King Djedefre, the third ruler of the Fourth Dynasty, combined the nswt-bjtj crest for the first time with the title Sa-Rē (Egyptian: zȝ-rˁ "son of Rē"). This title followed the cartouche as an emendation of the birth name. King Neferirkare Kakai, the third ruler of the Fifth Dynasty, was the first who separated the nswt-bjtj- and the sa-rê crest and turned them into two different, independent names: nomen and prenomen. Now the title sa-rê introduced the new name and it was also placed in a cartouche. During later times, pharaohs often used both names, prenomen and nomen, in cartouches, which sometimes led to confusion amongst Egyptologists in the past. The reason for the confusion was differences between the royal names presented by the ancient historian Manetho and the Ramesside king lists, such as the Abydos King List, the Saqqara Table and the Turin Canon. Whilst Manetho referred to the nomen, the Ramesside king lists used the prenomen. Another reason is that many rulers of later periods used the cartouche versions of their nomen and prenomen separately in different inscriptions. Only in inscriptions that depict both names side by side is it obvious that the two names belong to the same king.
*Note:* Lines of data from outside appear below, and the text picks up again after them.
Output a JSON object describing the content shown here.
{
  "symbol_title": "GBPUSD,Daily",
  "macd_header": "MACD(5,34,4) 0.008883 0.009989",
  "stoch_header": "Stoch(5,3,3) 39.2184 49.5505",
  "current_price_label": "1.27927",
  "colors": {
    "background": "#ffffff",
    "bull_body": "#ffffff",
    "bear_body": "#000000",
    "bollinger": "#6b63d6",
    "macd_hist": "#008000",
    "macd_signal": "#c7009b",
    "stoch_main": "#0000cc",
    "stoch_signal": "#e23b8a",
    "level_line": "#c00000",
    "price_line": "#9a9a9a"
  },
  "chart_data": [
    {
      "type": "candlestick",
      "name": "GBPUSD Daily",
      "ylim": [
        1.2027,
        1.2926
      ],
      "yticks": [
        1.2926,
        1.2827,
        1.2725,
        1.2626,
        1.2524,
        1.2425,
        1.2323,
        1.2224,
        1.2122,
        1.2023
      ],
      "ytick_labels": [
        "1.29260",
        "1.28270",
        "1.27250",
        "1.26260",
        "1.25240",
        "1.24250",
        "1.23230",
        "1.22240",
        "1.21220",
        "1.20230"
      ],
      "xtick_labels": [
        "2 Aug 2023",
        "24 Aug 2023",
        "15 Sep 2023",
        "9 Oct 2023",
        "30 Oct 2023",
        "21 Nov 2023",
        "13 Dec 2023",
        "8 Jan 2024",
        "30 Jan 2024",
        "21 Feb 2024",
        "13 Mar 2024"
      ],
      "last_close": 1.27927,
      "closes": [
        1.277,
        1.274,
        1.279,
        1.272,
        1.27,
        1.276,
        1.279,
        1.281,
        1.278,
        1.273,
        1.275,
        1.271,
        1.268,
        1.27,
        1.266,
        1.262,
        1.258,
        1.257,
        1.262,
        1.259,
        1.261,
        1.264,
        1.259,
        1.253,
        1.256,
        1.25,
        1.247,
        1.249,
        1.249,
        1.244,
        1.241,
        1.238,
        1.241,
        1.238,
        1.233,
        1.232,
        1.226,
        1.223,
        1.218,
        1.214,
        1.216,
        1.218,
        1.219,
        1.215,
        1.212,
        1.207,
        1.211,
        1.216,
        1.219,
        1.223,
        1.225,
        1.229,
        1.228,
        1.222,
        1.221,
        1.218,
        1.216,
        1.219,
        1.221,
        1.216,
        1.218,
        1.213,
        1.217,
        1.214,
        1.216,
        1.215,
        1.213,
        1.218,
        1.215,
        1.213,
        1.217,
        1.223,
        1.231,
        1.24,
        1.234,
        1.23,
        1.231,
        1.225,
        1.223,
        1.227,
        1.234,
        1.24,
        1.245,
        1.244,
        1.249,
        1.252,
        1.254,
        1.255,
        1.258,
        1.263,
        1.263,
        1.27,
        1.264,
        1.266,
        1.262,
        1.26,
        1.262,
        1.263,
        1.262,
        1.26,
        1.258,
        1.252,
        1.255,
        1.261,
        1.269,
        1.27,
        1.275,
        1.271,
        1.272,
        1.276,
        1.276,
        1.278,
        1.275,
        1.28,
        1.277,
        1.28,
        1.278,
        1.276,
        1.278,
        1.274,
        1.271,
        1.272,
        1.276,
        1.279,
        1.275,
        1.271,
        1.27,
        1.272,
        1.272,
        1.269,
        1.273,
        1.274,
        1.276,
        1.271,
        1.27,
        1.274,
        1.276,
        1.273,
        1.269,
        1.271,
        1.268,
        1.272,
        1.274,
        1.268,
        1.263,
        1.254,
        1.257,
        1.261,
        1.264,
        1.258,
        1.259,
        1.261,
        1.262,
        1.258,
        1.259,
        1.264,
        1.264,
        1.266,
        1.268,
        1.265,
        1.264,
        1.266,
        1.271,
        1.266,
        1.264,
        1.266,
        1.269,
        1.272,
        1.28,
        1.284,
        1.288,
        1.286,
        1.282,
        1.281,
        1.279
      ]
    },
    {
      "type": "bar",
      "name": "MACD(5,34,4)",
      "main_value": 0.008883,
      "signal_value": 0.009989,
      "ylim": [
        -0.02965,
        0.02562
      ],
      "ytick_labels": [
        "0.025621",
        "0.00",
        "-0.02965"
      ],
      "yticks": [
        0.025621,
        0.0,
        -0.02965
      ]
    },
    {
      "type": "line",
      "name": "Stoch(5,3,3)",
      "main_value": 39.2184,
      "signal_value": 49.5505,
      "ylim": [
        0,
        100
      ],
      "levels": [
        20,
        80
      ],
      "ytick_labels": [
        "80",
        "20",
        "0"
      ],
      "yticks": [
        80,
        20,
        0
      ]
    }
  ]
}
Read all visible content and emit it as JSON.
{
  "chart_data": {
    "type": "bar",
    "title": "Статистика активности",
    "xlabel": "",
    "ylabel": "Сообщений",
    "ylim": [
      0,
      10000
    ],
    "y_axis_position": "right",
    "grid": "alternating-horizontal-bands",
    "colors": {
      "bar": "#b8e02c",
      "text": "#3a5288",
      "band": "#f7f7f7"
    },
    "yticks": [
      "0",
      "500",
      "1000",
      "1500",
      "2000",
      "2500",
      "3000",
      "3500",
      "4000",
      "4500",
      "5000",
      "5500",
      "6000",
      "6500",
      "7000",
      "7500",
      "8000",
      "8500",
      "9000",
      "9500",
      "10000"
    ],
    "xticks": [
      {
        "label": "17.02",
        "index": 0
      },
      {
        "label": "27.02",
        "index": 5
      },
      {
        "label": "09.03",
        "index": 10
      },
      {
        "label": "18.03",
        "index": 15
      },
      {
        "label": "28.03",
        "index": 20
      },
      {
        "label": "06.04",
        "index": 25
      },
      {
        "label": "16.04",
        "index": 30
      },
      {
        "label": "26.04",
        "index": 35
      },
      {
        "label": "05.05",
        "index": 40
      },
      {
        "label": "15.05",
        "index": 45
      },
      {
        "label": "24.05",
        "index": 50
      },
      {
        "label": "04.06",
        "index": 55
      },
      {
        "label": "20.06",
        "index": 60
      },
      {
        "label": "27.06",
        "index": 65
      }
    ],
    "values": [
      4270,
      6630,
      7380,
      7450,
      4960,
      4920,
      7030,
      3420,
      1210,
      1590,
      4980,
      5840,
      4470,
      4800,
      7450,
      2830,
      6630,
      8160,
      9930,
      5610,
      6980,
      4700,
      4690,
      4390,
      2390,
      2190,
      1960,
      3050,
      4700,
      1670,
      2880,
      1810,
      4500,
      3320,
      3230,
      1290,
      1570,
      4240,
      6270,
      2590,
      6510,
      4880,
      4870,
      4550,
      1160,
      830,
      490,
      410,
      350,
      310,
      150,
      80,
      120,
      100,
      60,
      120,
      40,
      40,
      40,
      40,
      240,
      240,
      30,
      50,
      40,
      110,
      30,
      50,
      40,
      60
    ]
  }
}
The title was used in the same - male - form, even in cases when ruling pharaoh was a woman. The only instance of a feminized version is known from the reign of Cleopatra VII for whom there is attested form nsjt-n-tꜣ-šmꜥ bjtjt-n-tꜣ-mḥw that contains female versions of both nswt and bitj, as well references to Upper and Lower Egypt, and can be translated as "Queen of Upper and Lower Egypt", or - more detailedly - "Queen of the land of Upper Egypt (and) Queen of the land of Lower Egypt".